Study design and setting
This was a multicenter cohort study of patients in three acute geriatric units (AGUs) from Assistance Publique Hôpitaux de Paris – Sorbonne Université (APHP-SU) hospitals in Paris, France. We included patients aged 75 years and older who were hospitalized in these AGUs for COVID-19 as the main diagnosis or another medical reason from January 1 to June 15, 2021 and who were discharged alive from the hospital. Eligible patients were identified retrospectively from medical records. Follow-up was conducted from September 2022 to February 2023, 18 months after hospitalization. This report follows the STROBE recommendations (Supplementary Methods 1).
moral support
This study was approved by the ethics committee (CPP Ile de France, Paris, France, number 107–2021). All included patients or their close relatives received an information letter specifying their rights and the conditions for the use of their medical data. No objection certificates were collected by the physicians in charge of the patients.
Participants
Included patients were aged 75 years or older. They were transferred to the AGU from the emergency department or intensive care unit. COVID-19 positivity had to be diagnosed by RT-PCR and/or chest CT for SARS-CoV-2, as per WHO interim guidance. [18]Patients were excluded from the scheme if they died while hospitalised, if they were under legal guardianship or if they refused access to their medical data.
data collection
One physician from each ward (MC, LB, AR) collected medical data retrospectively from computer medical records. The data included sociodemographic information (age, sex, place of living), clinical data such as co-morbidities along with the Charlson Comorbidity Index (CCI). [19]Frailty with the Clinical Frailty Scale (CFS) [20]Functional Independence Score of Activities of Daily Living (ADL) [21] Instrumental and Agile Activities of Daily Living (IADL) [22] and polypharmacy, defined as taking five or more chronic medications daily [23]We recorded descriptive data for hospitalisation including principal diagnosis at admission, clinical severity on admission (rapid sepsis-related organ failure assessment) [qSOFA] score [24]) and laboratory data (hemoglobin level, lymphocyte and neutrophil counts, and C-reactive protein [CRP]creatinine and albumin levels). We also collected information on where patients were discharged from hospital (to home, to a rehabilitation service, to other departments of the hospital or admitted to a nursing home).

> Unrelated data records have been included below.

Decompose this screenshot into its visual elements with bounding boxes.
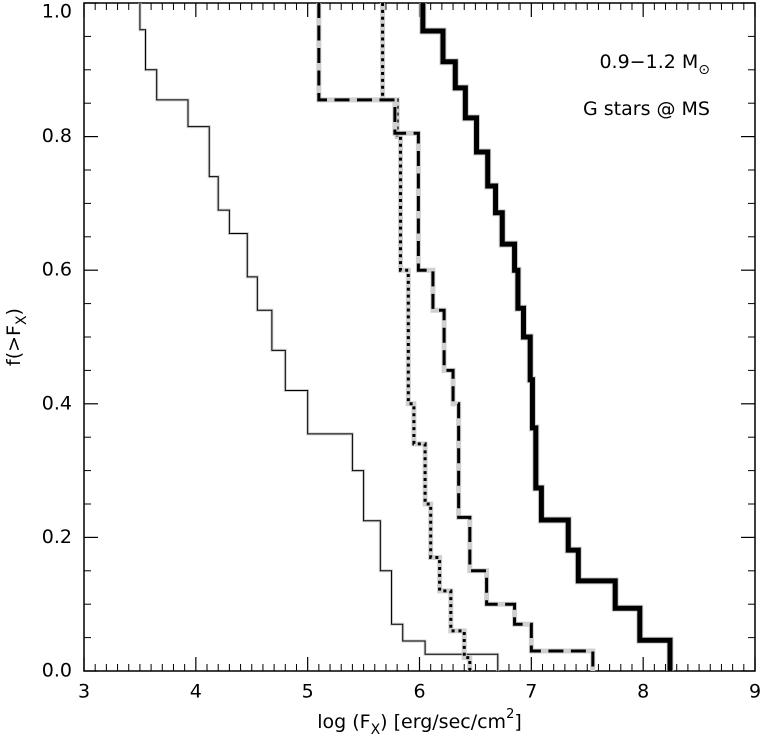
text-part: log (F: [317, 711, 370, 733]
text-part: X: [14, 315, 30, 325]
x-tick-label: 6: [413, 681, 425, 703]
x-tick-label: 3: [78, 681, 90, 703]
text-part: G stars @ MS: [583, 98, 710, 120]
x-tick-label: 7: [525, 681, 537, 703]
series-line: [139, 3, 499, 671]
series-line: [420, 3, 673, 671]
annotation: G stars @ MS: [583, 98, 710, 120]
y-tick-label: 0.6: [42, 259, 72, 281]
x-tick-label: 8: [637, 681, 649, 703]
text-part: ) [erg/sec/cm: [380, 711, 506, 733]
y-tick-label: 0.2: [42, 526, 72, 548]
text-part: ]: [514, 711, 521, 733]
annotation: 0.9−1.2 M⊙: [599, 51, 710, 79]
y-tick-label: 0.8: [42, 125, 72, 147]
series-line: [381, 3, 472, 671]
x-tick-label: 9: [749, 681, 760, 703]
y-tick-label: 0.0: [42, 660, 72, 682]
text-part: ): [3, 308, 25, 315]
y-tick-label: 0.4: [42, 392, 72, 414]
y-tick-label: 1.0: [42, 1, 72, 23]
text-part: f(>F: [3, 325, 25, 366]
text-part: 0.9−1.2 M: [599, 51, 698, 73]
y-axis-label: f(>FX): [3, 308, 31, 366]
x-tick-label: 4: [190, 681, 202, 703]
x-axis-label: log (FX) [erg/sec/cm2]: [317, 707, 522, 738]
text-part: 2: [506, 707, 514, 722]
series-shadow: [316, 3, 596, 671]
series-line: [317, 3, 595, 671]
text-part: X: [371, 722, 381, 738]
x-tick-label: 5: [302, 681, 314, 703]
text-part: ⊙: [698, 62, 710, 78]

One physician per ward (MC, LB, AR) followed up the participants via phone calls over 18 months. When the patient did not respond on several occasions, close relatives or a general practitioner were contacted. When no contact data were available or no response was received despite three phone calls, patients were considered lost to follow-up. Data collected at 18 months included patient vital status, new admission to nursing home, hospital readmission, frailty and functional independence (CFS, ADL, IADL scores) and quality of life with the EQ-5D-5L (mobility, independence, daily activities, pain and anxiety/depression scores from 0 to 4 and global assessment of health score from 0 to 100). [25],
Result
The primary outcome was 18-month mortality and associated factors. Secondary outcomes were functional autonomy with ADL and IADL, frailty with CFS, quality of life with EQ-5D-5 L, and readmission rate at 18 months.
Statistical analysis
Demographic data and baseline characteristics are described according to COVID-19 status for all patients. Missing values are specified only if they exist. Data are presented as mean (SD) or median (interquartile range) [IQR]) for continuous variables and numbers (percentages) for categorical variables. Unpaired student-tests were used to compare quantitative variables between hospitalized and non-hospitalized patients with COVID-19. Tea t test or Mann-Whitney test for non-normally distributed data. Normality was assessed by graphical representation of data distribution. Comparison of categorical variables involved the chi-square or Fisher's exact test as appropriate.
Our primary endpoint, death at 18 months, was described as a denominator variable with Kaplan-Meier curves. All included patients with available 18-month follow-up data were analyzed. Comparisons between the two groups involved the log-rank test. For adjusted analysis, we used Cox regression models studying the association between COVID-19 positivity and mortality at 18 months, estimating adjusted hazard ratios (aHR) and 95% confidence intervals (CI). Adjustment factors were selected when they were clinically significant or important P< 0.2 on univariate analysis [26]The proportional hazards assumption was respected.
Secondary endpoints of re-hospitalisation, loss of autonomy (ADL and IADL scores at 18 months and the ratio between 18 months and baseline), quality of life (EQ-5D-5 L score at 18 months) and frailty score (at 18 months and the ratio between 18 months and baseline) were compared with univariate statistical methods (Wilcoxon–Mann Whitney test for quantitative variables, chi-squared or Fisher's exact test for categorical variables).
Statistical analyses were performed with RStudio 2023.06.0+421. All p-values were two-tailed and P< 0.05 was considered statistically significant.